How do I rebalance the uneven shard distribution in my Amazon Elasticsearch Service cluster?

Last updated: 2020-08-07

The disk space in my Amazon Elasticsearch Service (Amazon ES) domain is unevenly distributed across the nodes. As a result, the disk usage is heavily skewed. How do I rebalance my node distribution?

Short description

Disk usage can be heavily skewed because of the following reasons:

  • Uneven shard sizes in a cluster. Although Amazon ES evenly distributes the number of shards across nodes, varying shard sizes can require different amounts of disk space.
  • Available disk space on a node. (For more information, see Disk-based shard allocation on the Elasticsearch website.)
    Incorrect shard allocation strategy. (For more information, see Demistifying Elasticsearch shard allocation.)

To rebalance the shard allocation in your Elasticsearch cluster, consider the following approaches:

  • Check the shard allocation, shard sizes, and index sharding strategy.
  • Be sure that shards are of equal size across the indices.
  • Keep shard sizes between 10 GB to 50 GB for better performance.
  • Add more data nodes to your Elasticsearch cluster.
  • Update your sharding strategy.
  • Delete the old or unused indices to free up disk space.

Resolution

Check the shard allocation, shard sizes, and index sharding strategy

To check the number of shards allocated to each node and the amount of disk space used on each node, use the following API:

$ curl -XGET ES_Endpoint/_cat/allocation?v

To check the shards allocated to each node and the size of each shard, use the following API:

$ curl -XGET ES_Endpoint/_cat/shards?v

Note: This API shows that the size of shards can vary for different indices.

The uneven sharding strategy for indices can cause data skewness, where shards of bigger indices reside on only a few nodes. Check the sharding strategy for indices using the following API:

$ curl -XGET ES_Endpoint/_cat/indices?v

Be sure that shards are of equal size across the indices

If the index size varies significantly, use the rollover index API to create a new index when certain index sizes are reached. Or, you can use the Index State Management (ISM) to create a new index for Amazon ES versions 7.1 and later. For more information about rolling an alias using ISM, see rollover on the Elasticsearch website.

Keep shard sizes between 10 GB to 50 GB for better performance

If you have a large class of instances, use the Petabyte scale for Amazon Elasticsearch Service to determine shard sizes. For example, an Amazon ES domain with several i3.16xlarge.elasticsearch instances can support shard sizes of up to 100 GB because there are more resources available. For more information about sharding strategy, see Choosing the number of shards.

Add more data nodes to your Elasticsearch cluster

If your Elasticsearch cluster has reached high disk usage levels, then add more data nodes to your cluster. The addition of data nodes also adds more resources to improve cluster performance.

Note: Amazon ES doesn't automatically rebalance the cluster if there's a lack of available storage space. As a result, if a data node runs out of free storage space, the cluster blocks any writes.
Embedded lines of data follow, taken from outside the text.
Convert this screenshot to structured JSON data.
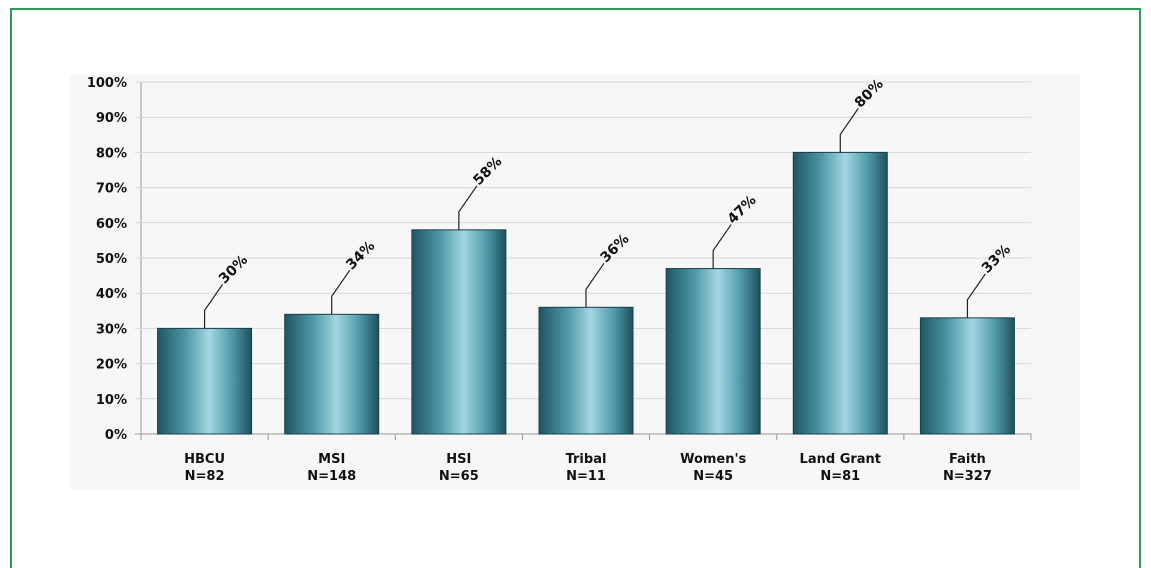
{
  "chart_data": {
    "type": "bar",
    "categories": [
      "HBCU",
      "MSI",
      "HSI",
      "Tribal",
      "Women's",
      "Land Grant",
      "Faith"
    ],
    "category_n": [
      "N=82",
      "N=148",
      "N=65",
      "N=11",
      "N=45",
      "N=81",
      "N=327"
    ],
    "values": [
      30,
      34,
      58,
      36,
      47,
      80,
      33
    ],
    "data_labels": [
      "30%",
      "34%",
      "58%",
      "36%",
      "47%",
      "80%",
      "33%"
    ],
    "title": "",
    "xlabel": "",
    "ylabel": "",
    "ylim": [
      0,
      100
    ],
    "yticks": [
      "0%",
      "10%",
      "20%",
      "30%",
      "40%",
      "50%",
      "60%",
      "70%",
      "80%",
      "90%",
      "100%"
    ],
    "grid": true,
    "legend": "none",
    "colors": {
      "bar": "#4f98a8",
      "bar_highlight": "#9fd3e0",
      "bar_dark": "#1f5562",
      "grid": "#d9d9d9",
      "frame": "#2f9a55"
    }
  }
}
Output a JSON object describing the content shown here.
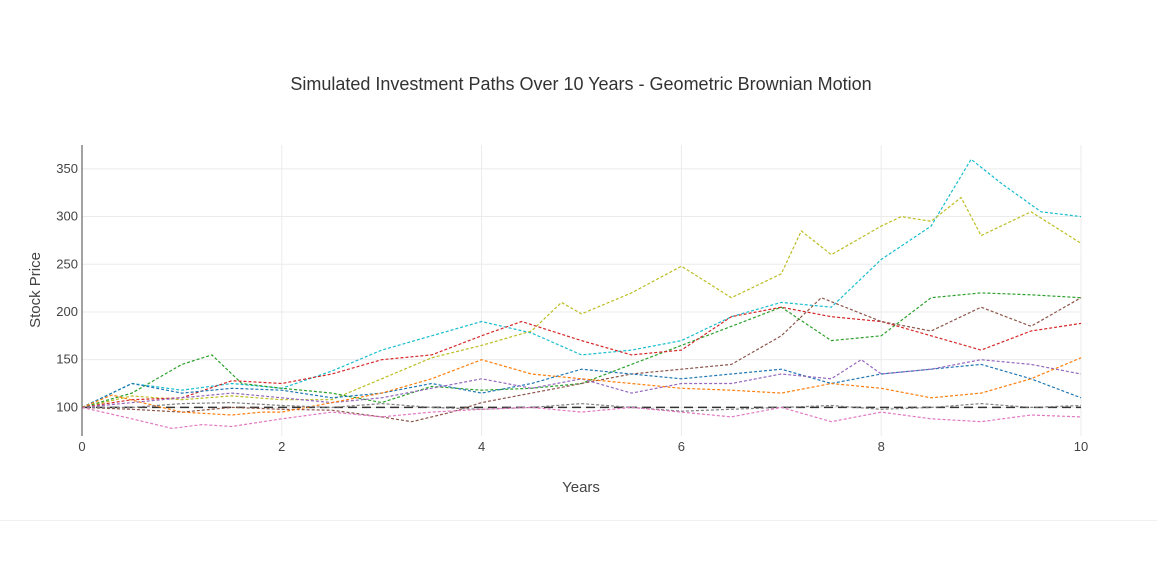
{
  "chart_data": {
    "type": "line",
    "title": "Simulated Investment Paths Over 10 Years - Geometric Brownian Motion",
    "xlabel": "Years",
    "ylabel": "Stock Price",
    "xlim": [
      0,
      10
    ],
    "ylim": [
      70,
      375
    ],
    "x_ticks": [
      0,
      2,
      4,
      6,
      8,
      10
    ],
    "y_ticks": [
      100,
      150,
      200,
      250,
      300,
      350
    ],
    "grid": true,
    "legend": "none",
    "reference_line": {
      "y": 100,
      "style": "dashed",
      "color": "#333333"
    },
    "series": [
      {
        "color": "#17becf",
        "x": [
          0,
          0.5,
          1,
          1.5,
          2,
          2.5,
          3,
          3.5,
          4,
          4.5,
          5,
          5.5,
          6,
          6.5,
          7,
          7.5,
          8,
          8.5,
          8.9,
          9.2,
          9.6,
          10
        ],
        "values": [
          100,
          125,
          118,
          125,
          120,
          138,
          160,
          175,
          190,
          178,
          155,
          160,
          170,
          195,
          210,
          205,
          255,
          290,
          360,
          335,
          305,
          300
        ]
      },
      {
        "color": "#bcbd22",
        "x": [
          0,
          0.5,
          1,
          1.5,
          2,
          2.5,
          3,
          3.5,
          4,
          4.5,
          4.8,
          5,
          5.5,
          6,
          6.5,
          7,
          7.2,
          7.5,
          8,
          8.2,
          8.5,
          8.8,
          9,
          9.5,
          10
        ],
        "values": [
          100,
          112,
          108,
          112,
          108,
          108,
          130,
          152,
          165,
          180,
          210,
          198,
          220,
          248,
          215,
          240,
          285,
          260,
          290,
          300,
          295,
          320,
          280,
          305,
          272
        ]
      },
      {
        "color": "#2ca02c",
        "x": [
          0,
          0.5,
          1,
          1.3,
          1.6,
          2,
          2.5,
          3,
          3.5,
          4,
          4.5,
          5,
          5.5,
          6,
          6.5,
          7,
          7.5,
          8,
          8.5,
          9,
          9.5,
          10
        ],
        "values": [
          100,
          115,
          145,
          155,
          125,
          120,
          115,
          105,
          122,
          118,
          120,
          125,
          145,
          165,
          185,
          205,
          170,
          175,
          215,
          220,
          218,
          215
        ]
      },
      {
        "color": "#d62728",
        "x": [
          0,
          0.5,
          1,
          1.5,
          2,
          2.5,
          3,
          3.5,
          4,
          4.4,
          5,
          5.5,
          6,
          6.5,
          7,
          7.5,
          8,
          8.5,
          9,
          9.5,
          10
        ],
        "values": [
          100,
          108,
          110,
          128,
          125,
          135,
          150,
          155,
          175,
          190,
          170,
          155,
          160,
          195,
          205,
          195,
          190,
          175,
          160,
          180,
          188
        ]
      },
      {
        "color": "#8c564b",
        "x": [
          0,
          0.5,
          1,
          1.5,
          2,
          2.5,
          3,
          3.3,
          3.7,
          4,
          4.5,
          5,
          5.5,
          6,
          6.5,
          7,
          7.4,
          8,
          8.5,
          9,
          9.5,
          10
        ],
        "values": [
          100,
          98,
          95,
          100,
          98,
          97,
          90,
          85,
          95,
          105,
          115,
          125,
          135,
          140,
          145,
          175,
          215,
          190,
          180,
          205,
          185,
          215
        ]
      },
      {
        "color": "#1f77b4",
        "x": [
          0,
          0.5,
          1,
          1.5,
          2,
          2.5,
          3,
          3.5,
          4,
          4.5,
          5,
          5.5,
          6,
          6.5,
          7,
          7.5,
          8,
          8.5,
          9,
          9.5,
          10
        ],
        "values": [
          100,
          125,
          115,
          120,
          118,
          110,
          115,
          125,
          115,
          125,
          140,
          135,
          130,
          135,
          140,
          125,
          135,
          140,
          145,
          130,
          110
        ]
      },
      {
        "color": "#9467bd",
        "x": [
          0,
          0.5,
          1,
          1.5,
          2,
          2.5,
          3,
          3.5,
          4,
          4.5,
          5,
          5.5,
          6,
          6.5,
          7,
          7.5,
          7.8,
          8,
          8.5,
          9,
          9.5,
          10
        ],
        "values": [
          100,
          105,
          110,
          115,
          110,
          105,
          110,
          120,
          130,
          120,
          130,
          115,
          125,
          125,
          135,
          130,
          150,
          135,
          140,
          150,
          145,
          135
        ]
      },
      {
        "color": "#ff7f0e",
        "x": [
          0,
          0.3,
          0.6,
          1,
          1.5,
          1.8,
          2,
          2.5,
          3,
          3.5,
          4,
          4.5,
          5,
          5.5,
          6,
          6.5,
          7,
          7.5,
          8,
          8.5,
          9,
          9.5,
          10
        ],
        "values": [
          100,
          113,
          105,
          95,
          92,
          95,
          95,
          105,
          115,
          130,
          150,
          135,
          130,
          125,
          120,
          118,
          115,
          125,
          120,
          110,
          115,
          130,
          152
        ]
      },
      {
        "color": "#7f7f7f",
        "x": [
          0,
          0.5,
          1,
          1.5,
          2,
          2.5,
          3,
          3.5,
          4,
          4.5,
          5,
          5.5,
          6,
          6.5,
          7,
          7.5,
          8,
          8.5,
          9,
          9.5,
          10
        ],
        "values": [
          100,
          100,
          104,
          105,
          102,
          100,
          104,
          100,
          98,
          100,
          104,
          100,
          96,
          98,
          100,
          102,
          98,
          100,
          104,
          100,
          102
        ]
      },
      {
        "color": "#e377c2",
        "x": [
          0,
          0.5,
          0.9,
          1.2,
          1.5,
          2,
          2.5,
          3,
          3.5,
          4,
          4.5,
          5,
          5.5,
          6,
          6.5,
          7,
          7.5,
          8,
          8.5,
          9,
          9.5,
          10
        ],
        "values": [
          100,
          88,
          78,
          82,
          80,
          88,
          95,
          90,
          95,
          98,
          100,
          95,
          100,
          95,
          90,
          100,
          85,
          95,
          88,
          85,
          92,
          90
        ]
      }
    ]
  }
}
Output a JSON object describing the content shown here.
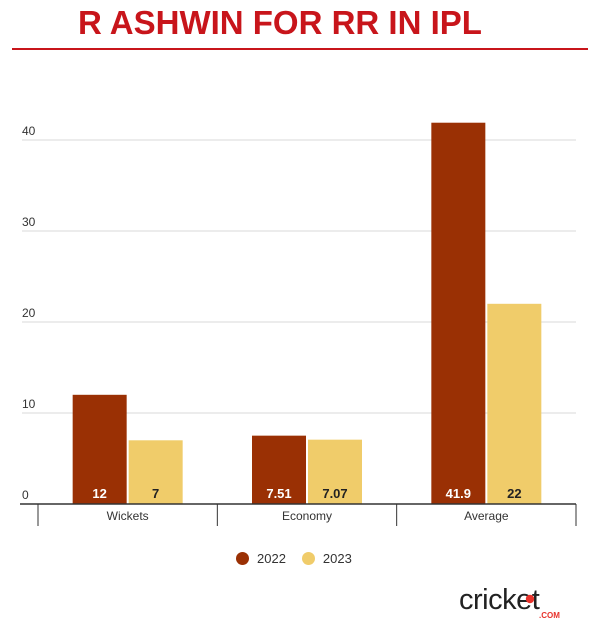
{
  "title": "R ASHWIN FOR RR IN IPL",
  "brand": {
    "logo_text": "cricket",
    "logo_suffix": ".COM",
    "colors": {
      "ink": "#222222",
      "accent": "#e8322b"
    }
  },
  "colors": {
    "title": "#c8151b"
  },
  "chart_data": {
    "type": "bar",
    "categories": [
      "Wickets",
      "Economy",
      "Average"
    ],
    "series": [
      {
        "name": "2022",
        "values": [
          12,
          7.51,
          41.9
        ],
        "labels": [
          "12",
          "7.51",
          "41.9"
        ],
        "color": "#9a3004"
      },
      {
        "name": "2023",
        "values": [
          7,
          7.07,
          22
        ],
        "labels": [
          "7",
          "7.07",
          "22"
        ],
        "color": "#f0cc6a"
      }
    ],
    "ylim": [
      0,
      40
    ],
    "yticks": [
      0,
      10,
      20,
      30,
      40
    ],
    "grid": true,
    "legend": "bottom-center"
  }
}
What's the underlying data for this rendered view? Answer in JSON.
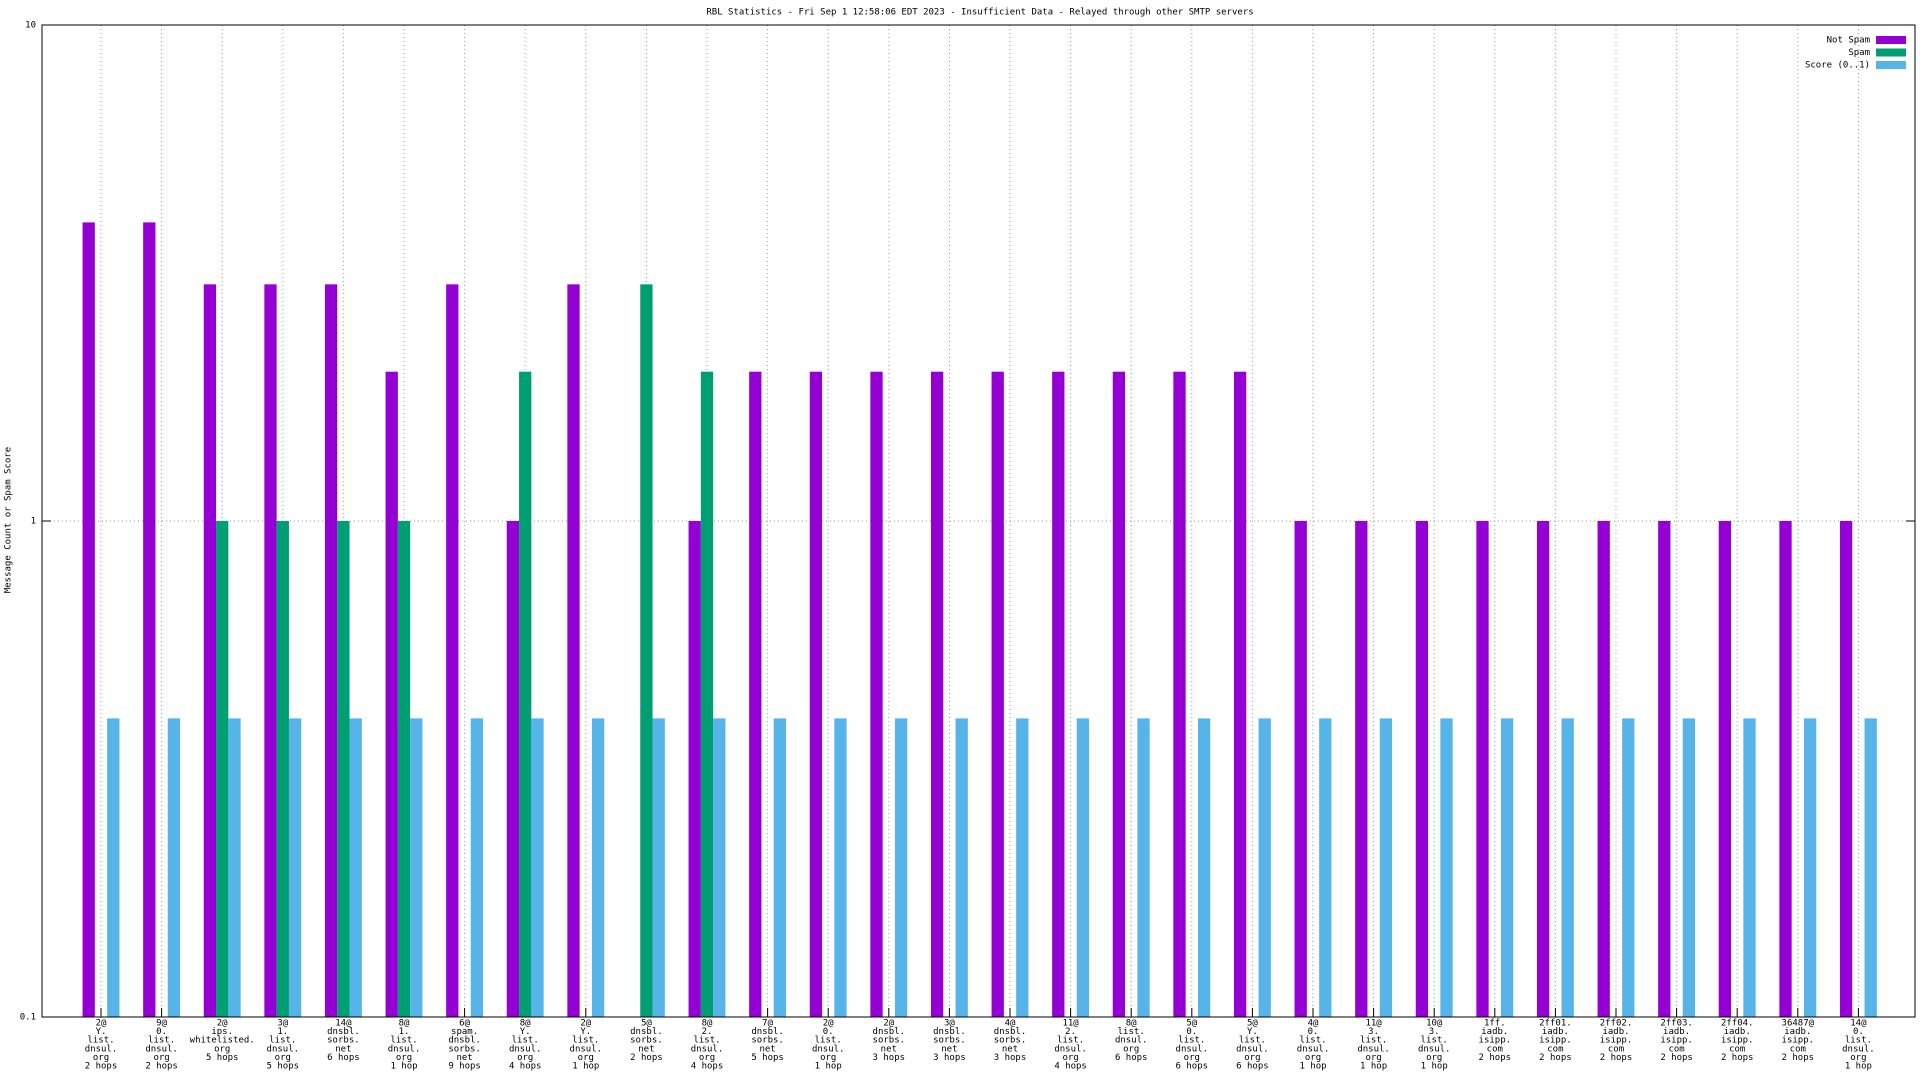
{
  "chart_data": {
    "type": "bar",
    "title": "RBL Statistics - Fri Sep  1 12:58:06 EDT 2023 - Insufficient Data - Relayed through other SMTP servers",
    "ylabel": "Message Count or Spam Score",
    "log_scale": true,
    "grid": true,
    "legend_position": "top-right",
    "ylim": [
      0.1,
      10
    ],
    "yticks": [
      0.1,
      1,
      10
    ],
    "categories": [
      [
        "2@",
        "Y.",
        "list.",
        "dnsul.",
        "org",
        "2 hops"
      ],
      [
        "9@",
        "0.",
        "list.",
        "dnsul.",
        "org",
        "2 hops"
      ],
      [
        "2@",
        "ips.",
        "whitelisted.",
        "org",
        "5 hops"
      ],
      [
        "3@",
        "1.",
        "list.",
        "dnsul.",
        "org",
        "5 hops"
      ],
      [
        "14@",
        "dnsbl.",
        "sorbs.",
        "net",
        "6 hops"
      ],
      [
        "8@",
        "1.",
        "list.",
        "dnsul.",
        "org",
        "1 hop"
      ],
      [
        "6@",
        "spam.",
        "dnsbl.",
        "sorbs.",
        "net",
        "9 hops"
      ],
      [
        "8@",
        "Y.",
        "list.",
        "dnsul.",
        "org",
        "4 hops"
      ],
      [
        "2@",
        "Y.",
        "list.",
        "dnsul.",
        "org",
        "1 hop"
      ],
      [
        "5@",
        "dnsbl.",
        "sorbs.",
        "net",
        "2 hops"
      ],
      [
        "8@",
        "2.",
        "list.",
        "dnsul.",
        "org",
        "4 hops"
      ],
      [
        "7@",
        "dnsbl.",
        "sorbs.",
        "net",
        "5 hops"
      ],
      [
        "2@",
        "0.",
        "list.",
        "dnsul.",
        "org",
        "1 hop"
      ],
      [
        "2@",
        "dnsbl.",
        "sorbs.",
        "net",
        "3 hops"
      ],
      [
        "3@",
        "dnsbl.",
        "sorbs.",
        "net",
        "3 hops"
      ],
      [
        "4@",
        "dnsbl.",
        "sorbs.",
        "net",
        "3 hops"
      ],
      [
        "11@",
        "2.",
        "list.",
        "dnsul.",
        "org",
        "4 hops"
      ],
      [
        "8@",
        "list.",
        "dnsul.",
        "org",
        "6 hops"
      ],
      [
        "5@",
        "0.",
        "list.",
        "dnsul.",
        "org",
        "6 hops"
      ],
      [
        "5@",
        "Y.",
        "list.",
        "dnsul.",
        "org",
        "6 hops"
      ],
      [
        "4@",
        "0.",
        "list.",
        "dnsul.",
        "org",
        "1 hop"
      ],
      [
        "11@",
        "3.",
        "list.",
        "dnsul.",
        "org",
        "1 hop"
      ],
      [
        "10@",
        "3.",
        "list.",
        "dnsul.",
        "org",
        "1 hop"
      ],
      [
        "1ff.",
        "iadb.",
        "isipp.",
        "com",
        "2 hops"
      ],
      [
        "2ff01.",
        "iadb.",
        "isipp.",
        "com",
        "2 hops"
      ],
      [
        "2ff02.",
        "iadb.",
        "isipp.",
        "com",
        "2 hops"
      ],
      [
        "2ff03.",
        "iadb.",
        "isipp.",
        "com",
        "2 hops"
      ],
      [
        "2ff04.",
        "iadb.",
        "isipp.",
        "com",
        "2 hops"
      ],
      [
        "36487@",
        "iadb.",
        "isipp.",
        "com",
        "2 hops"
      ],
      [
        "14@",
        "0.",
        "list.",
        "dnsul.",
        "org",
        "1 hop"
      ]
    ],
    "series": [
      {
        "name": "Not Spam",
        "color": "#9400d3",
        "values": [
          4,
          4,
          3,
          3,
          3,
          2,
          3,
          1,
          3,
          null,
          1,
          2,
          2,
          2,
          2,
          2,
          2,
          2,
          2,
          2,
          1,
          1,
          1,
          1,
          1,
          1,
          1,
          1,
          1,
          1
        ]
      },
      {
        "name": "Spam",
        "color": "#009e73",
        "values": [
          null,
          null,
          1,
          1,
          1,
          1,
          null,
          2,
          null,
          3,
          2,
          null,
          null,
          null,
          null,
          null,
          null,
          null,
          null,
          null,
          null,
          null,
          null,
          null,
          null,
          null,
          null,
          null,
          null,
          null
        ]
      },
      {
        "name": "Score (0..1)",
        "color": "#56b4e9",
        "values": [
          0.4,
          0.4,
          0.4,
          0.4,
          0.4,
          0.4,
          0.4,
          0.4,
          0.4,
          0.4,
          0.4,
          0.4,
          0.4,
          0.4,
          0.4,
          0.4,
          0.4,
          0.4,
          0.4,
          0.4,
          0.4,
          0.4,
          0.4,
          0.4,
          0.4,
          0.4,
          0.4,
          0.4,
          0.4,
          0.4
        ]
      }
    ]
  }
}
For more information about disk space management, see How do I add storage space to an Amazon Elasticsearch Service (Amazon ES) domain?

Update your sharding strategy

By default, Amazon ES has a sharding strategy of 5:1, where each index is divided into five primary shards. Within each index, each primary shard also has its own replica. Amazon ES automatically assigns primary shards and replica shards to separate data nodes, making sure that there's a backup in case of failure.

To modify Amazon ES default behavior, design your indices so that shards are distributed equally by size:

  • For existing indices, use the reindex API to change the number of primary shards. The _reindex API can be used to merge smaller indices into a bigger index, or it can be used to split up the bigger index. When the bigger index is split into more primary shards, the shard sizes are decreased.
  • For new indices, use the template API to define the number of primary and replica shards.

Then, update the indices settings for your shards. For more information, see Update indices settings on the Elasticsearch websites.

Delete the old or unused indices to free up disk space

Amazon ES versions 7.1 and later support Index State Management. With ISM, you can define custom management policies so that old or unused indices are deleted after an established duration.